Tuesday 17 July 2012

NIGERIA, WIA YA KOBO?

I was born in the latter part of the '70s. Many Nigerians of my generation would readily tell you that those were some really good years.  Things were a lot easier back then and even as kids, that fact wasn't lost on us.We still had coins as legal tender, in fact most things on the table of the common man at that time were sold in kobos. I remember that all I needed to stuff my tummy during recess at school was just 15kobo. And that was during the 'wet days' of the month- a period usually situated close to payday or days immediately following one- for my father. Usually, I got 10kobo for 'pocketmoni'.
My recollection of that time was that we didn't aways have everything we wanted as a family but my father's salary somehow took care of things- things that people do for several hundreds of thousands in today's Nigeria. Life was a lot easier back then.
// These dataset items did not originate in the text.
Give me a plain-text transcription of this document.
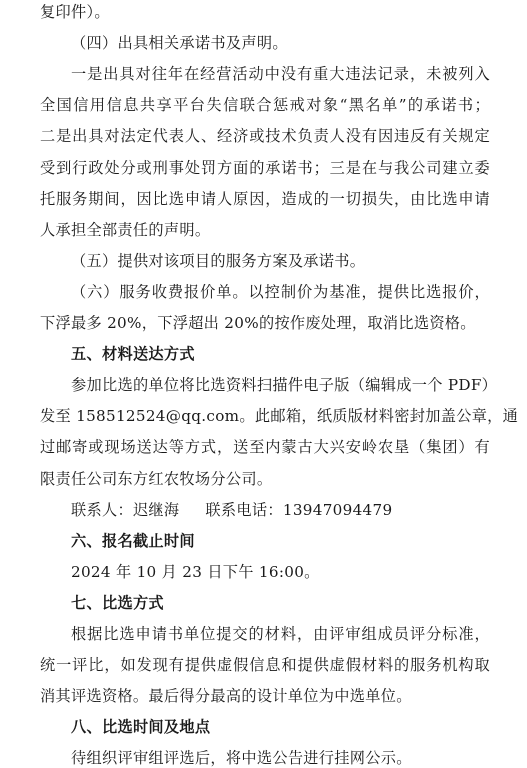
复印件）。
（四）出具相关承诺书及声明。
一是出具对往年在经营活动中没有重大违法记录，未被列入
全国信用信息共享平台失信联合惩戒对象“黑名单”的承诺书；
二是出具对法定代表人、经济或技术负责人没有因违反有关规定
受到行政处分或刑事处罚方面的承诺书；三是在与我公司建立委
托服务期间，因比选申请人原因，造成的一切损失，由比选申请
人承担全部责任的声明。
（五）提供对该项目的服务方案及承诺书。
（六）服务收费报价单。以控制价为基准，提供比选报价，
下浮最多 20%，下浮超出 20%的按作废处理，取消比选资格。
五、材料送达方式
参加比选的单位将比选资料扫描件电子版（编辑成一个 PDF）
发至 158512524@qq.com。此邮箱，纸质版材料密封加盖公章，通
过邮寄或现场送达等方式，送至内蒙古大兴安岭农垦（集团）有
限责任公司东方红农牧场分公司。
联系人：迟继海 联系电话：13947094479
六、报名截止时间
2024 年 10 月 23 日下午 16:00。
七、比选方式
根据比选申请书单位提交的材料，由评审组成员评分标准，
统一评比，如发现有提供虚假信息和提供虚假材料的服务机构取
消其评选资格。最后得分最高的设计单位为中选单位。
八、比选时间及地点
待组织评审组评选后，将中选公告进行挂网公示。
I was chatting with one of my cousins who is of the 'Whiz Kalifa/ Justin Bieber' generation a couple a days ago and boy, did I feel like an old man! I can't remember how we arrived at talking naira and kobo and it was like someone hit me with a cudgel on the head when he asked me "uncle, this kobo that they talk about, is it the full-spelling of naira?" Meaning, is 'naira' a short rendition of nairakobo? The poor boy probably thought kobo was some kind of suffix that people normally leave out in order to make naira sound 'cool'! Na dat time I com know say we don enter am for dis country!

If this poor boy had been born some scant 15years before his time, I'm sure he would't have asked such a question but here he was- blameless and clueless! The leaders that led his country before and since he was born did not feel the need to better the economy enough for the kobo to have at least some kind of relevance as a legal tender, long enough for him to actually hold some in his hands! "Hey",someone must have said, "who needs a bunch of heavy metals when you can pack your pocket with some cool banknotes? To hell with the kobo, jare!" And fiam! The kobo was gone, never to be seen, spent or given to a young kid as 'ice-cream money' ever again.
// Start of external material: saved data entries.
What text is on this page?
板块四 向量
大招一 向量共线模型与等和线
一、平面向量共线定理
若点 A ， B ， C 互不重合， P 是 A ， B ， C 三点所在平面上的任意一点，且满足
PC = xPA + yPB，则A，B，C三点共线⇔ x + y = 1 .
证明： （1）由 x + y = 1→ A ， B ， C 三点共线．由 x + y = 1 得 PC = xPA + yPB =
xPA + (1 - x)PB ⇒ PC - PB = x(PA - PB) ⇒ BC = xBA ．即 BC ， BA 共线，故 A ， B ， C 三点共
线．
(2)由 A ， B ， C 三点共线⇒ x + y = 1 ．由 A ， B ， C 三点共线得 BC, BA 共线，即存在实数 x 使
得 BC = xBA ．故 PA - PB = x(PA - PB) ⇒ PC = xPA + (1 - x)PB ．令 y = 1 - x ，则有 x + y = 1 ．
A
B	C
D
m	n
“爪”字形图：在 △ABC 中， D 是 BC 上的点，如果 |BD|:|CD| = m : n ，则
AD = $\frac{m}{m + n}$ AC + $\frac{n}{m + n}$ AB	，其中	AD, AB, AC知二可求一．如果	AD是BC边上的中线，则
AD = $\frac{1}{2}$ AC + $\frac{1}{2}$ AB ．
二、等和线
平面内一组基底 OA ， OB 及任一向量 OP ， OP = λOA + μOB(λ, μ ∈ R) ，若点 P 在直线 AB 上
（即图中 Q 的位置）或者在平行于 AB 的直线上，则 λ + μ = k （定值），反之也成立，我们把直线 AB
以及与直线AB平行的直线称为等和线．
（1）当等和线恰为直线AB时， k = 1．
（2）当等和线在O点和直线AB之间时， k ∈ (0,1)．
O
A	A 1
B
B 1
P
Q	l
In 1981, I was there when my father bought a tear-rubber  Peugeot504 for 5,000naira and his friends came around the house to wash the buy. Alas, he only needed 25naira to do the 'washing'! All I guess a would-be car dealer would require to start business as a seller of new cars at that time, would be 50,000naira-or a little more. Today, I would need 20,000naira more to change the tyres on my tokunboh car! That same car that sold for 5,000naira thirty-one years ago now sells for between three and four million naira.

Hey, I agree that things are changing the world over and even the most established economies of the world experience their share of inflation, fluctuation and what have you. But what justification is there to explain away the reason why a bottle of Coca-Cola went from 20kobo in 1981 to 70naira today?

Today, I look around and I see the fate of the kobo mirrored in the defunct Nigerian Airways, Oodua Textile Mills Ado-Ekiti, Nigeria Railway Corporation, Bata, Kingsway Stores,Dunlop,Michellin, just to mention a few. Unfortunately, these were institutions whose stories inevitably romped with our stories as kids- what we bought, where we went, what we saw, where our parents were e.t.c. They gave us things to say, stories to tell. It was fun...until something gave.

They say don't criticize if you don't have the recipe that puts back the pieces of the crumbled pie but I'm afraid I can't help it. I don't have the training to take the economists on an informed debate of how Nigeria went from a boisterous economy thirty years ago to a decrepit import-everything-under-the-sun 'warehouse' contraption today but I think even illiterate me can tell when a whole country has slipped and impaled itself irrevocably. I think the real tragedy would be if my kids that'll be born in 201* or something don't get to buy ice-cream and get their change back in coins- kobo; never carry them in their pockets or having to 'Google' the kobo to know what it looks like! Boy, I pity my pikin dem, no be small!